Deux anciens membre de la garde présidentielle ont accusé l’ex-président gambien, Yahya Jammeh, d’avoir ordonné l’exécution sommaire d’une trentaine de migrants originaires du Ghana. Les déclarations de ces deux anciens membres de la garde ont eu lieu lors d’une audition publique devant la Commission vérité et réconciliation (TRRC).
« Yahya Jammeh a ordonné l’exécution de ces ressortissants étrangers, présentés comme des mercenaires », a déclaré devant la TRRC Omar Jallow, ex-membre des « junglers », une unité officieuse de soldats choisis au sein de la garde nationale.
Selon son récit, qui confirme une enquête des ONG Human Rights Watch (HRW) et TRIAL, ces 30 Ghanéens ont été emmenés dans le village du président, Kanilai, avant d’être exécutés de l’autre côté de la frontière sénégalaise.
Les autres migrants ont également été tués, à l’exception d’un unique survivant ghanéen, Martin Kyere, qui avait réussi à sauter du véhicule en marche. Yahya Jammeh, en exil en Guinée Équatoriale, a toujours démenti être impliqué dans ces assassinats.
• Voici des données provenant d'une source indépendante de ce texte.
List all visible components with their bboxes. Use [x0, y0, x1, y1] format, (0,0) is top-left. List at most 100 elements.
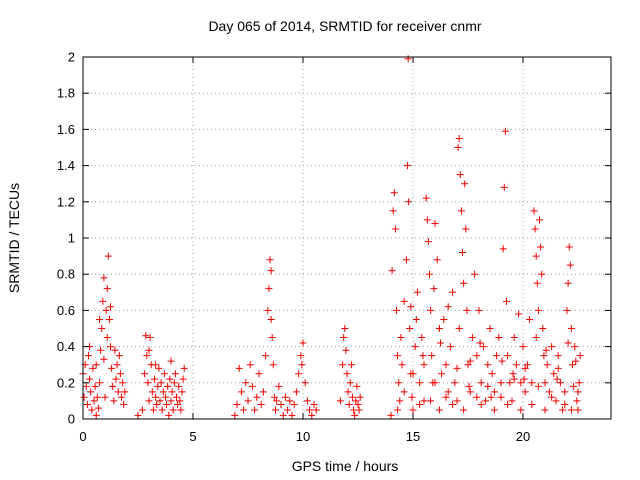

Les meurtres, qui remontent à juillet 2005, visaient 30 Ghanéens faisant partie d’un groupe de migrants clandestins -44 Ghanéens et plusieurs Nigérians, Sénégalais et Togolais- arrêtés sur une plage de Gambie alors qu’ils tentaient de se rendre en Europe.
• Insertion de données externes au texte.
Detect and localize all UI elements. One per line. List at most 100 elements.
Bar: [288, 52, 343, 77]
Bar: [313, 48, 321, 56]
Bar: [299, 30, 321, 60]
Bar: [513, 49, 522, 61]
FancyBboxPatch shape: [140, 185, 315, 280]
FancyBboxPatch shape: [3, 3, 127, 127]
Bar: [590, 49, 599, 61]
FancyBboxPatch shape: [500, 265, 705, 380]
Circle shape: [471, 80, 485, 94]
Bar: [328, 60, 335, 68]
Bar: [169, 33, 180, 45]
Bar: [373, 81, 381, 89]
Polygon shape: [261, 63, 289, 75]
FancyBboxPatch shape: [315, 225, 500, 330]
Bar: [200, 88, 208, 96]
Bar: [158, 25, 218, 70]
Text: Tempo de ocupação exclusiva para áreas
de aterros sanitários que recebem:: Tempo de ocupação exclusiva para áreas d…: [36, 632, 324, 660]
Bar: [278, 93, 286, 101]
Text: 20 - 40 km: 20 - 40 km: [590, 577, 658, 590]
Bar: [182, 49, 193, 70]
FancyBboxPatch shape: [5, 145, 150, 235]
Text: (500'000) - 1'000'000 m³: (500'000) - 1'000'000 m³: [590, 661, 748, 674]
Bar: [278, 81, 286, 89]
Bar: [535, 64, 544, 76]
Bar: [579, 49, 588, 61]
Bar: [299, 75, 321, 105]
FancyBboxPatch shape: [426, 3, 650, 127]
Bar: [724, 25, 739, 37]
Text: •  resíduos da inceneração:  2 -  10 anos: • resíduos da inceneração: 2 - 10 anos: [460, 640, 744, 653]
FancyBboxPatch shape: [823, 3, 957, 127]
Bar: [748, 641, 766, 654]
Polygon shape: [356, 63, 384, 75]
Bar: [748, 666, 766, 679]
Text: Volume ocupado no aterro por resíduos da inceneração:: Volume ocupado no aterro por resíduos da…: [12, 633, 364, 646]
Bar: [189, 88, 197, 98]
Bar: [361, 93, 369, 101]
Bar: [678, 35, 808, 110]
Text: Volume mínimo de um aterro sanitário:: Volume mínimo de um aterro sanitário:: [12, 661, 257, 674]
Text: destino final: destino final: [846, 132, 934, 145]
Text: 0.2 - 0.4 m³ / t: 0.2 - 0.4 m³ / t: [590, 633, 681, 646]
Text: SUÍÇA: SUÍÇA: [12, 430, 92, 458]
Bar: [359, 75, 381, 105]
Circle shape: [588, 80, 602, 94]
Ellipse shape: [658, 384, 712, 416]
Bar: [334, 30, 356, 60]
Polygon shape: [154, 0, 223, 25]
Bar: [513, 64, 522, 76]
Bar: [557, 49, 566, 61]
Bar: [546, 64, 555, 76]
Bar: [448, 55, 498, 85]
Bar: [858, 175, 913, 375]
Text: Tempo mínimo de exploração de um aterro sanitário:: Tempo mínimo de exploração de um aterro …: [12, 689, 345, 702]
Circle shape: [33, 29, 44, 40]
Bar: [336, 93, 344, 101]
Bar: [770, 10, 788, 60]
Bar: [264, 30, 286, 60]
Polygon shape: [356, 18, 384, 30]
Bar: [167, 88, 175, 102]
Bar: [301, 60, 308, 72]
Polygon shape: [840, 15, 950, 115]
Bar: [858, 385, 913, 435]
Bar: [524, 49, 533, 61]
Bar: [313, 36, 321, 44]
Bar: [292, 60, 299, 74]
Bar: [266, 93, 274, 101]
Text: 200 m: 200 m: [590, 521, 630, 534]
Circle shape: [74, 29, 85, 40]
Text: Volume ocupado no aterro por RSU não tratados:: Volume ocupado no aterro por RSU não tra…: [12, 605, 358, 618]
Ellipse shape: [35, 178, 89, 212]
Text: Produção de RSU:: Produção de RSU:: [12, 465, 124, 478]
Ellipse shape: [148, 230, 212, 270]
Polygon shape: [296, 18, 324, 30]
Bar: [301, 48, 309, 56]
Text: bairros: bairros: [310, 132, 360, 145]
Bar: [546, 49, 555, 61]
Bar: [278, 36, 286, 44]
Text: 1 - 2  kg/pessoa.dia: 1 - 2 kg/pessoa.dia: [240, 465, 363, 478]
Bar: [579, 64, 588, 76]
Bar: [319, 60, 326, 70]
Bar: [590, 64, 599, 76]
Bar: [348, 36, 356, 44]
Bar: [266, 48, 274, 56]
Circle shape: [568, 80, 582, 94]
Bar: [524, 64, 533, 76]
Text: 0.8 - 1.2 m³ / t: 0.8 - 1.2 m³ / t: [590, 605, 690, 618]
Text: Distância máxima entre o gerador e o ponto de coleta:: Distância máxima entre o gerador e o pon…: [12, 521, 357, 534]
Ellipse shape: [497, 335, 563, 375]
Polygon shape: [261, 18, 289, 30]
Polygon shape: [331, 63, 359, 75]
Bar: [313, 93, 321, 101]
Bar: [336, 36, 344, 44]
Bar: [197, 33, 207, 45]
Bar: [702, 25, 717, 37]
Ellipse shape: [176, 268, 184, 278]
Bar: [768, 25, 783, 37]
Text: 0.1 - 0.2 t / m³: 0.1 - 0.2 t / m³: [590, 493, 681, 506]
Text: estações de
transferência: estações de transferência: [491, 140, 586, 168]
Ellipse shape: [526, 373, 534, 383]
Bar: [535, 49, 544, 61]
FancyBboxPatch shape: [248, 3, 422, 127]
Un autre militaire, Malick Jatta a également avoué mardi avoir tué l’un des migrants ghanéens, mais assuré avoir épargné un fuyard, dans une probable référence à Martin Kyere.
Omar Jallow a expliqué que leur commandant, le lieutenant Solo Bojang, « nous a dit que l’ordre de l’ancien chef de l’État (Yahya Jammeh) était de les fusiller ». « On les a conduits un par un jusqu’au lieu d’exécution et Sanna Manjang et Malick Jatta leur ont tiré dessus et les ont jetés dans un puits ».
« La question maintenant est de savoir si Jammeh devra rendre des comptes », a réagi le conseiller juridique de Human Rights Watch Reed Brody.
Arrivé au pouvoir par un putsch sans effusion de sang en juillet 1994 dans ce petit pays anglophone d’Afrique de l’Ouest, Yahya Jammeh s’était fait élire en 1996 puis réélire sans interruption jusqu’à sa défaite en décembre 2016 face à l’opposant Adama Barrow.
Les défenseurs des droits de l’Homme accusent son régime de tortures systématiques d’opposants et de journalistes, d’exécutions extra-judiciaires, de détentions arbitraires et de disparitions forcées pendant ses 22 ans de pouvoir.
Après six semaines d’une crise à rebondissements, il a finalement dû quitter son pays en janvier 2017 à la suite d’une intervention militaire et diplomatique régionale. Interrogé début 2018 sur une éventuelle demande d’extradition de Yahya Jammeh, Adama Barrow a répondu qu’il attendrait la fin des travaux de la TRRC pour se prononcer.